Blight Comes To Brooklyn

Law, Sports

Honestly, could anything be worse for America's fourth largest city than the New Jersey Nets?  According to the New York Court of Appeals, it's a positively good thing that hundreds of people will be thrown out of their homes, to make way for a basketball team that has no fans.

A group of tenants and owners claim the seizure is unconstitutional. They argue that developer Bruce Ratner's proposed $4.9 billion, 22-acre Atlantic Yards project mainly enriches private interests, while the state constitution requires public use for taking land.

"The constitution accords government broad power to take and clear substandard and insanitary areas for redevelopment," Chief Judge Jonathan Lippman wrote for the majority. "In so doing, it commensurately deprives the judiciary of grounds to interfere with the exercise."

It's worth noting that the commission charged with gifting 22 acres of prime real estate in New York City to billionaire Bruce Ratner found the area to be only "mildly blighted," and therefore proper for eminent domain.  Like a yard that hasn't been mowed in two weeks.  Or a vast vacant lot in New London Connecticut.

The Court of Appeals essentially holds that its hands are tied when some bureaucrat writes the words "blight" and "public benefit" somewhere in the same order.  New York's courts won't protect anyone from loss of property if the magic words are used.

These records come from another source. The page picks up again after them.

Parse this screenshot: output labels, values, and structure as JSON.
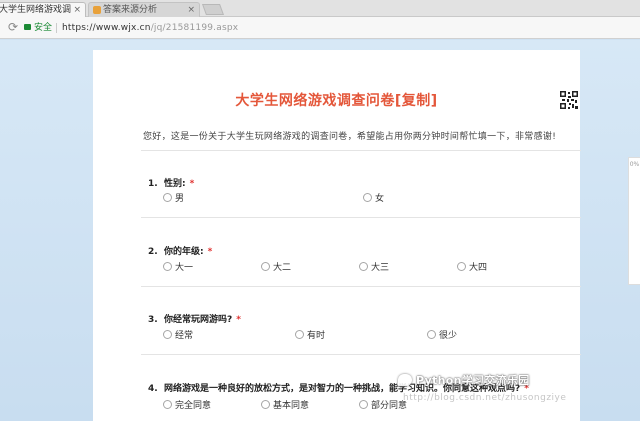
{
  "browser": {
    "tabs": [
      {
        "label": "大学生网络游戏调查问卷",
        "active": true
      },
      {
        "label": "答案来源分析",
        "active": false
      }
    ],
    "close_glyph": "×",
    "secure_label": "安全",
    "url_host": "https://www.wjx.cn",
    "url_path": "/jq/21581199.aspx"
  },
  "survey": {
    "title": "大学生网络游戏调查问卷[复制]",
    "intro": "您好，这是一份关于大学生玩网络游戏的调查问卷，希望能占用你两分钟时间帮忙填一下，非常感谢!",
    "required_mark": "*",
    "questions": [
      {
        "number": "1.",
        "text": "性别:",
        "required": true,
        "options": [
          "男",
          "女"
        ]
      },
      {
        "number": "2.",
        "text": "你的年级:",
        "required": true,
        "options": [
          "大一",
          "大二",
          "大三",
          "大四"
        ]
      },
      {
        "number": "3.",
        "text": "你经常玩网游吗?",
        "required": true,
        "options": [
          "经常",
          "有时",
          "很少"
        ]
      },
      {
        "number": "4.",
        "text": "网络游戏是一种良好的放松方式，是对智力的一种挑战，能学习知识。你同意这种观点吗?",
        "required": true,
        "options": [
          "完全同意",
          "基本同意",
          "部分同意"
        ]
      }
    ]
  },
  "side_tab_text": "0%",
  "watermark": {
    "text": "Python学习交流乐园",
    "url": "http://blog.csdn.net/zhusongziye"
  }
}
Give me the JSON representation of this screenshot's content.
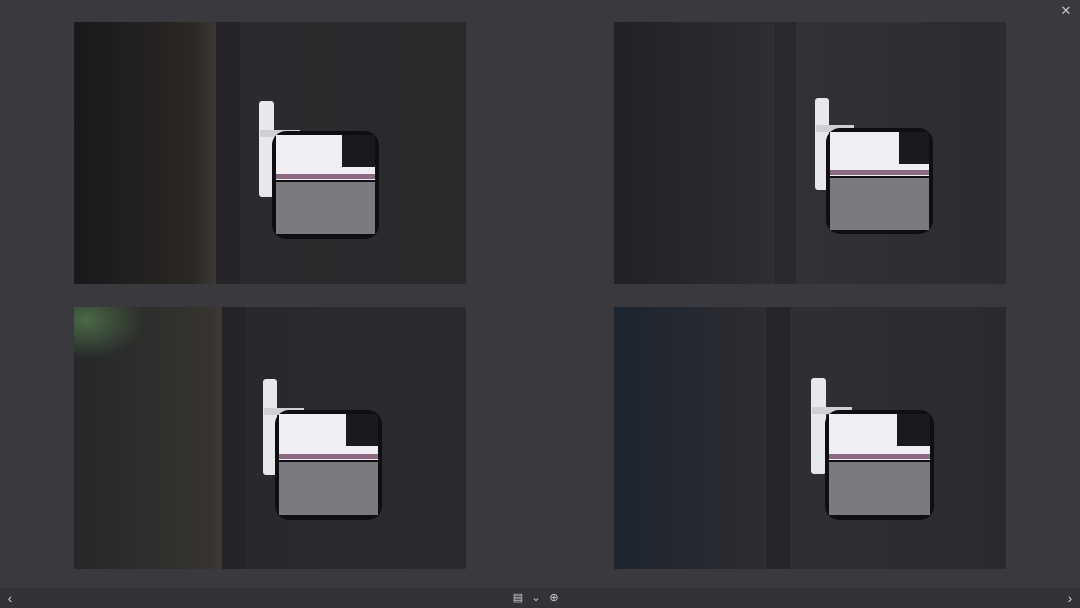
{
  "window": {
    "close_icon": "close-icon"
  },
  "photos": [
    {
      "caption": "",
      "selected": false
    },
    {
      "caption": "",
      "selected": false
    },
    {
      "caption": "",
      "selected": false
    },
    {
      "caption": "",
      "selected": true
    }
  ],
  "toolbar": {
    "icons": [
      "film-strip-icon",
      "chevron-down-icon",
      "zoom-in-icon"
    ]
  },
  "nav": {
    "prev_icon": "chevron-left-icon",
    "next_icon": "chevron-right-icon"
  },
  "colors": {
    "background": "#3a393d",
    "caption": "#8a898d",
    "caption_selected": "#e6e6e6"
  }
}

Personally, I find the thoughts of the lone dissenting Justice, Robert Smith, more persuasive.  Justice Smith seems to think that courts should actually look at the facts and evidence before allowing the state to seize people's homes.  He seems to recognize that, shockingly enough, bureaucrats and well-connected land thieves actually read court opinions, and might know that if they want to take someone's property, all they have to do is mouth the proper formulas.

Even if what they want to do with the land will only create a larger blight.